Los años pasaron y Min-na-wee se convirtió en una mujer. Pero una mujer que aún seguía metiéndose en lios.
Sin embargo, llegó el día en el que todas las mujeres jóvenes del grupo, Min-na-wee incluida, debían prepararse para ser escogidas y convertirse en futuras esposas. Min-na-wee se puso en fila junto a las otras chicas. Los ancianos fueron escogiendo una a una, a las mujeres que deberían casarse con cada uno de los jóvenes de la tribu. Al final de la ceremonia, Min-na-wee se quedó sola. No había sido elegida para convertirse en esposa.

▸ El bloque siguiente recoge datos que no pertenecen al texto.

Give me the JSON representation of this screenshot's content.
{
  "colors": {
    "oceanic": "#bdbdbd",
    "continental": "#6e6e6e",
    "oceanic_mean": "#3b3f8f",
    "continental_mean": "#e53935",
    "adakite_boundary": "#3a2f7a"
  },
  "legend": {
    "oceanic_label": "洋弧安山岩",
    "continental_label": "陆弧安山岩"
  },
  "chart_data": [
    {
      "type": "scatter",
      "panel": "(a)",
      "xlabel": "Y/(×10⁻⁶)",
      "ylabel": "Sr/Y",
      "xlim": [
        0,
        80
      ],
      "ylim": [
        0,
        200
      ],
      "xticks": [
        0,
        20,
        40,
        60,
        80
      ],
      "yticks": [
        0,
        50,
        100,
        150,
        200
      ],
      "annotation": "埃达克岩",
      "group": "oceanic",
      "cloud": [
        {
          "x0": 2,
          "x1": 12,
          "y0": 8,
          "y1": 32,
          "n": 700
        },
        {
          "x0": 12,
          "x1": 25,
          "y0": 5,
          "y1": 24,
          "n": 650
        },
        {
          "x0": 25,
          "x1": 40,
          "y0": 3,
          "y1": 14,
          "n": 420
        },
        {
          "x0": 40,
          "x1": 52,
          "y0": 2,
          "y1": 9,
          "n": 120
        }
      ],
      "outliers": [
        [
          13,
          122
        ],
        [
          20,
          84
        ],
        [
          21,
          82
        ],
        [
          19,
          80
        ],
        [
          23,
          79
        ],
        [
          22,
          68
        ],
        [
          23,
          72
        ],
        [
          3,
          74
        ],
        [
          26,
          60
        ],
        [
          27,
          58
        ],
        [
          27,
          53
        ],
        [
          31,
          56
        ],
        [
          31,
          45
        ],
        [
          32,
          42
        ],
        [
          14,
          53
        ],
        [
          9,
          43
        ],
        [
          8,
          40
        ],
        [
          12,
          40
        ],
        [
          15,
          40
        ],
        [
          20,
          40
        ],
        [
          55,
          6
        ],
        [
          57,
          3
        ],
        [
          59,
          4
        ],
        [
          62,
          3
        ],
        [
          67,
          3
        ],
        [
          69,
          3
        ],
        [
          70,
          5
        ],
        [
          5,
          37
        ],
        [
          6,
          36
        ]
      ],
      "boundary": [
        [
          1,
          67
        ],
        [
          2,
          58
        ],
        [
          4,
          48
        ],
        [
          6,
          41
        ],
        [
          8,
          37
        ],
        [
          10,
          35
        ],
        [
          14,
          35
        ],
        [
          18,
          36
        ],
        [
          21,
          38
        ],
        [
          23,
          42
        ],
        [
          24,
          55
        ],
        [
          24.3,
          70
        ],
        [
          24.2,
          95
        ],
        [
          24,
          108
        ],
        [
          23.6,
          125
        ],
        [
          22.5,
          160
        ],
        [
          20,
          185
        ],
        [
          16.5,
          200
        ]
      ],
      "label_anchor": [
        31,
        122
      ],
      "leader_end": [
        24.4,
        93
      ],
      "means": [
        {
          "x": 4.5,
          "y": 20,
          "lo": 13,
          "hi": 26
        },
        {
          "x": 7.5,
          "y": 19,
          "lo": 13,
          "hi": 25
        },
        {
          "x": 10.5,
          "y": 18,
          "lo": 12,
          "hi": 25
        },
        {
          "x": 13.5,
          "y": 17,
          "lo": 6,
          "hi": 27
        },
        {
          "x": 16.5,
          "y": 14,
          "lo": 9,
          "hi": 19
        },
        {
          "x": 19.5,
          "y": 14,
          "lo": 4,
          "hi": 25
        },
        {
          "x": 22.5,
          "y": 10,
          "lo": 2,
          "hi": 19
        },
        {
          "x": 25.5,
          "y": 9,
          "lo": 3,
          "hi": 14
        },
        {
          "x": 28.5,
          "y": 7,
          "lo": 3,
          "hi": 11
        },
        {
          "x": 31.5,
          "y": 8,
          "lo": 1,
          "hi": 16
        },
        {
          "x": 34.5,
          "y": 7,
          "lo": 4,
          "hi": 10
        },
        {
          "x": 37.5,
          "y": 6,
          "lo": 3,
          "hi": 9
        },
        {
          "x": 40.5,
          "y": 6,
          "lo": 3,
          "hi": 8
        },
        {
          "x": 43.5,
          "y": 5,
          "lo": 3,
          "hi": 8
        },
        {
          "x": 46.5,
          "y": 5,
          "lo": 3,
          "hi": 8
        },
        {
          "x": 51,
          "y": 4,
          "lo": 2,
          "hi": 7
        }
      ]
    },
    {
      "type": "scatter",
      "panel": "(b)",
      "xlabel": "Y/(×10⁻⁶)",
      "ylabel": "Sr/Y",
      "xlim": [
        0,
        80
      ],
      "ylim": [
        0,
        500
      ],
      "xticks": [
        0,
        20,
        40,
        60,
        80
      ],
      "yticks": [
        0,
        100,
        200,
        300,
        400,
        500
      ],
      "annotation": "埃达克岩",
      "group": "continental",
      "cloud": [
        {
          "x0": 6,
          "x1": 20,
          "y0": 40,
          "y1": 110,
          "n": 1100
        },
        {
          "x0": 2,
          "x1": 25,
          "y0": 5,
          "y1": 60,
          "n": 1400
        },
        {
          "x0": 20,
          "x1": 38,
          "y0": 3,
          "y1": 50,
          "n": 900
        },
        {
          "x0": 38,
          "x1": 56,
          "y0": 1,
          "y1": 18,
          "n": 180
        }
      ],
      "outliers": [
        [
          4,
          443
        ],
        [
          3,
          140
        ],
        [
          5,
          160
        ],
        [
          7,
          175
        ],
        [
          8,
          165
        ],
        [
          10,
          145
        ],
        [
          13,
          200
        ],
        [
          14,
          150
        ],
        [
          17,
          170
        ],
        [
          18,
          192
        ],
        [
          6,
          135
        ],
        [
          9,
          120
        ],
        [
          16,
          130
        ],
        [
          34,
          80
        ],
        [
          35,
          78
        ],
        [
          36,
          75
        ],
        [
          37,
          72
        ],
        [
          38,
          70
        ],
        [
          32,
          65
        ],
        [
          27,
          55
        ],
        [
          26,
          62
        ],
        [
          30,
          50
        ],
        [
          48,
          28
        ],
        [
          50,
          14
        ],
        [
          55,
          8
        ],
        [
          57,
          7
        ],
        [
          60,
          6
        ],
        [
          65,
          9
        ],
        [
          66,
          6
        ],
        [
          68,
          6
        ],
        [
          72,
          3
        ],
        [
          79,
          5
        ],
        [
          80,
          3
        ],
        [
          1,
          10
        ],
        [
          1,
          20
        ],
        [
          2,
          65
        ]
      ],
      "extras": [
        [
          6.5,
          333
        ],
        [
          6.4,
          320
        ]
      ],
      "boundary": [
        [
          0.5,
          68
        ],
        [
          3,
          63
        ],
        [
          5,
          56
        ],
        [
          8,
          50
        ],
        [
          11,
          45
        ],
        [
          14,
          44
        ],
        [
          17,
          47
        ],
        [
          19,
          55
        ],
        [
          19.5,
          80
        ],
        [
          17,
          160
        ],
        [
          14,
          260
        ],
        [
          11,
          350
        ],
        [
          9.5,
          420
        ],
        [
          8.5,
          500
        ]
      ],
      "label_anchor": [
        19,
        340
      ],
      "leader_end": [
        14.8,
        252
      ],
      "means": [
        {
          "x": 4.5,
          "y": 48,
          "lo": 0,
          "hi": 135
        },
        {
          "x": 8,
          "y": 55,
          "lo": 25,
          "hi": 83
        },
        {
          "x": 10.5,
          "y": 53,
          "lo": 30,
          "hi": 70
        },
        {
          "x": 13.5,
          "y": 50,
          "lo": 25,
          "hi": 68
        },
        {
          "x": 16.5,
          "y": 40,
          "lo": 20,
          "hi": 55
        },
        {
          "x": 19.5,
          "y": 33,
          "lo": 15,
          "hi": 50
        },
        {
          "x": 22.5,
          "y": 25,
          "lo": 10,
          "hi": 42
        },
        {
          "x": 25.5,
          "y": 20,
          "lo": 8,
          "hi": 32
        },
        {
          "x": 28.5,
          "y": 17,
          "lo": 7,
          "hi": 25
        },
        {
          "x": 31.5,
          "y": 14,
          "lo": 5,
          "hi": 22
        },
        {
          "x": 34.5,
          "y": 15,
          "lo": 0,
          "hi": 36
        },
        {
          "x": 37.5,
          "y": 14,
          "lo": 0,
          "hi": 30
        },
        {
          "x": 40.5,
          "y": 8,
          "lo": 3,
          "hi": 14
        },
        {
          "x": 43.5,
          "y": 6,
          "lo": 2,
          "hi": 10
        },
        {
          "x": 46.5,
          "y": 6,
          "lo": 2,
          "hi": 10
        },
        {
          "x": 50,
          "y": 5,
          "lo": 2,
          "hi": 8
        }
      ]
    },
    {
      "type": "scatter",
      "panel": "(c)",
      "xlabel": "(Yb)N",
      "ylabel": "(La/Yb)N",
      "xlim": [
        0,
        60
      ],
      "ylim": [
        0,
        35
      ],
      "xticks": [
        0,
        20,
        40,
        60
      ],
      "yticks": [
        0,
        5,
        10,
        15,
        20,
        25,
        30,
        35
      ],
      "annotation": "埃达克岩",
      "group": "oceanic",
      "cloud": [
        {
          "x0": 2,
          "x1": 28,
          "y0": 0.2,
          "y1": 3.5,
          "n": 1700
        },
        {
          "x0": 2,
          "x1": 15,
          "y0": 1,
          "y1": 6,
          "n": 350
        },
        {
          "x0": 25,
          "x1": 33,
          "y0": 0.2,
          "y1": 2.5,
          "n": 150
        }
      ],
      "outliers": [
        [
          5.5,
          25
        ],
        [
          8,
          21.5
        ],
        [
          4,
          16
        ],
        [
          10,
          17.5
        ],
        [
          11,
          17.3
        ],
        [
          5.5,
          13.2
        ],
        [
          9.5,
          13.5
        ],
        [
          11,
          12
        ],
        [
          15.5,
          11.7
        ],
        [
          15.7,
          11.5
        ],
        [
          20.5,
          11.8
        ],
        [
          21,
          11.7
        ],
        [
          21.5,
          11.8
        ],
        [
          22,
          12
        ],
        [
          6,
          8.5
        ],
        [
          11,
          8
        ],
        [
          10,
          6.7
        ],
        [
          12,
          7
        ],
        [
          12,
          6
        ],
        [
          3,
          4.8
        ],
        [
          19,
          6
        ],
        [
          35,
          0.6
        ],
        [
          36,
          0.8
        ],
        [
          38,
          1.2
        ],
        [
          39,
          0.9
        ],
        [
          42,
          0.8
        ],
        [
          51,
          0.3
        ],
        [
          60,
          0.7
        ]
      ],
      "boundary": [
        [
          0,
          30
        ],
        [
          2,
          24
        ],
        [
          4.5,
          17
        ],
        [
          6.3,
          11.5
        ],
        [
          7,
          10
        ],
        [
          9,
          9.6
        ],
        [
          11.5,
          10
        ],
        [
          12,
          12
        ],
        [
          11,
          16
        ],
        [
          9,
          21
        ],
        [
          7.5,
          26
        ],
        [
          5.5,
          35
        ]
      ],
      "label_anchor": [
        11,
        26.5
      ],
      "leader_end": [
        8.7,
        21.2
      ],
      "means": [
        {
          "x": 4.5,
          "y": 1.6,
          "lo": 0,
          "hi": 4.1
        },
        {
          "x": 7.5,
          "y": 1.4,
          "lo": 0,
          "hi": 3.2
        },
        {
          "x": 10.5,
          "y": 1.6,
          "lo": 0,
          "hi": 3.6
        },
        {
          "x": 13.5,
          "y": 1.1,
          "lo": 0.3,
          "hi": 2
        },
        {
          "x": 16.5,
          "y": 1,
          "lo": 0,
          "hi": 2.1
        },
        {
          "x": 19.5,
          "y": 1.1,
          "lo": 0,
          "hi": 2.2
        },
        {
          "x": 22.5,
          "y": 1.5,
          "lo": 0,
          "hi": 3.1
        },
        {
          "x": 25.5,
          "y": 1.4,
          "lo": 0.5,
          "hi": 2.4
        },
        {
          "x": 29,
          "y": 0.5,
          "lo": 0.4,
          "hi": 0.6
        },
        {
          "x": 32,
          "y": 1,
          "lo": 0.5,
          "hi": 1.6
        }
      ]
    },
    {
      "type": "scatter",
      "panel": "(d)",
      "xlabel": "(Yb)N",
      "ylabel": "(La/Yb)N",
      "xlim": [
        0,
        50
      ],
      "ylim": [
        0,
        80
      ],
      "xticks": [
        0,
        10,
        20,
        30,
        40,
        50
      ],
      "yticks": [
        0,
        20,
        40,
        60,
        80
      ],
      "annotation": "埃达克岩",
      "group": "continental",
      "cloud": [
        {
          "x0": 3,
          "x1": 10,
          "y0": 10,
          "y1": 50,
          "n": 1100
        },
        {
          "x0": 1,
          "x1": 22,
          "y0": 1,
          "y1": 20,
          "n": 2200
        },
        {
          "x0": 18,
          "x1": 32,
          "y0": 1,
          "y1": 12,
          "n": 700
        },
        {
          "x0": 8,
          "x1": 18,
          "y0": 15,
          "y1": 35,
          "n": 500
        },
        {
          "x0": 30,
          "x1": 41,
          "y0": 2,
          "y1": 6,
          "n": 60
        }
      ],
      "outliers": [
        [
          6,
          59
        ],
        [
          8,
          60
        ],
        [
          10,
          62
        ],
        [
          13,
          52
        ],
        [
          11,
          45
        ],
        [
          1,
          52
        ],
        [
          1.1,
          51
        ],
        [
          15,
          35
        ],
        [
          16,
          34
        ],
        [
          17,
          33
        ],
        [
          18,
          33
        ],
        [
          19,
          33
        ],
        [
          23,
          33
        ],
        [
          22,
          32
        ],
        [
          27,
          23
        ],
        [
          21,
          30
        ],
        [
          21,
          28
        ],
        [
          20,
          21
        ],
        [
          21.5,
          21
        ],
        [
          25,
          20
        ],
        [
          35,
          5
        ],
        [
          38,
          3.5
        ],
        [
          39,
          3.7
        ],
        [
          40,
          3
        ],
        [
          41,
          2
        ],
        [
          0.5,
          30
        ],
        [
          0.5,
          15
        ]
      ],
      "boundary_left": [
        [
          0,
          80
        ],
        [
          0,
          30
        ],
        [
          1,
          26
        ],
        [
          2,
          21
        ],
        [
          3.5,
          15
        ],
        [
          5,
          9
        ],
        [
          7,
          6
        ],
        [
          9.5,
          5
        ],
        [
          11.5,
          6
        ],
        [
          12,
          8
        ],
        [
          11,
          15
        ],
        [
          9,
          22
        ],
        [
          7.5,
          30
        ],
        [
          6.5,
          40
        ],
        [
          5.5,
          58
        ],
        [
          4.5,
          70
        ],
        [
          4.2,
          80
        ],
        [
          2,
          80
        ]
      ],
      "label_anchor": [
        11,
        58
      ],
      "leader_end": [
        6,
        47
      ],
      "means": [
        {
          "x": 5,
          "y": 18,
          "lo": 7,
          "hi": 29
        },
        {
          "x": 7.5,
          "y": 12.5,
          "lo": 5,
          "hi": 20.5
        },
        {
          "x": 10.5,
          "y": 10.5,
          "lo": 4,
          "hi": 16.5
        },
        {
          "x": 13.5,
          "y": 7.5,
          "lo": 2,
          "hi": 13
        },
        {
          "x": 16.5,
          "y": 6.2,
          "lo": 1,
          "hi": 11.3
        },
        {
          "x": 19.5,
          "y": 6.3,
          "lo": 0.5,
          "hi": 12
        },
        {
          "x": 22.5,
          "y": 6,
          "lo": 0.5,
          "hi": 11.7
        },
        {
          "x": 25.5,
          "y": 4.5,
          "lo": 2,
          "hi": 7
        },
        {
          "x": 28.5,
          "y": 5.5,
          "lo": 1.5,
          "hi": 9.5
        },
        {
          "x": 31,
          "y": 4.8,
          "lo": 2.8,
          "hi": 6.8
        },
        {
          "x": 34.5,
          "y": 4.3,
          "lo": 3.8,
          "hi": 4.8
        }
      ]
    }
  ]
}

Desde aquel día, el odio de Min-na-wee se hizo cada vez mayor y empezó a causar más problemas entre todos los miembros de la tribu. Cada día sucedían peleas en el campamento, mientras ella los observaba desde su choza, sintiéndose muy orgullosa de sí misma. Por ello, los ancianos decidieron que debía recibir un castigo ejemplar, aunque lo mantuvieron en secreto.
Min-na-wee, que desconocía las intenciones de la tribu, decidió acercarse a las mujeres para provocar otra pelea, pero los hombres la cogieron y la revolcaron sin cesar en el barro. Min-na-wee consiguió escapar y huyó hacia la orilla del mar, dónde llamó a los espíritus malignos para que la convirtiesen en un animal maligno y así llevar a cabo su venganza contra la tribu.
De este modo, los espíritus la transformaron en un cocodrilo y Mi-na-wee se deslizó entre las aguas enfangadas y turbias para esperar a sus presas.
Los miembros de la tribu no pensaron más en Min-na-wee y volvieron a sus labores diarias. Pero ella los acechaba mientras éstos buscaban cangrejos en los pantanos de lodo. Uno de los hombres que había participado en el castigo de Min-na-wee se adentró en el agua y ella se deslizó por detrás y lo atrapó. Min-na-wee le dijo que lo revolcaría sin parar, tal y como él había hecho con ella. Así empezó a zarandear su cuerpo en el agua hasta que consideró que ya había recibido su merecido.
Todavía hoy, el espíritu de Min-na-wee permanece entre los cocodrilos. Y, por eso, cada vez que un cocodrilo caza una presa se revuelca continuamente con ésta en el agua.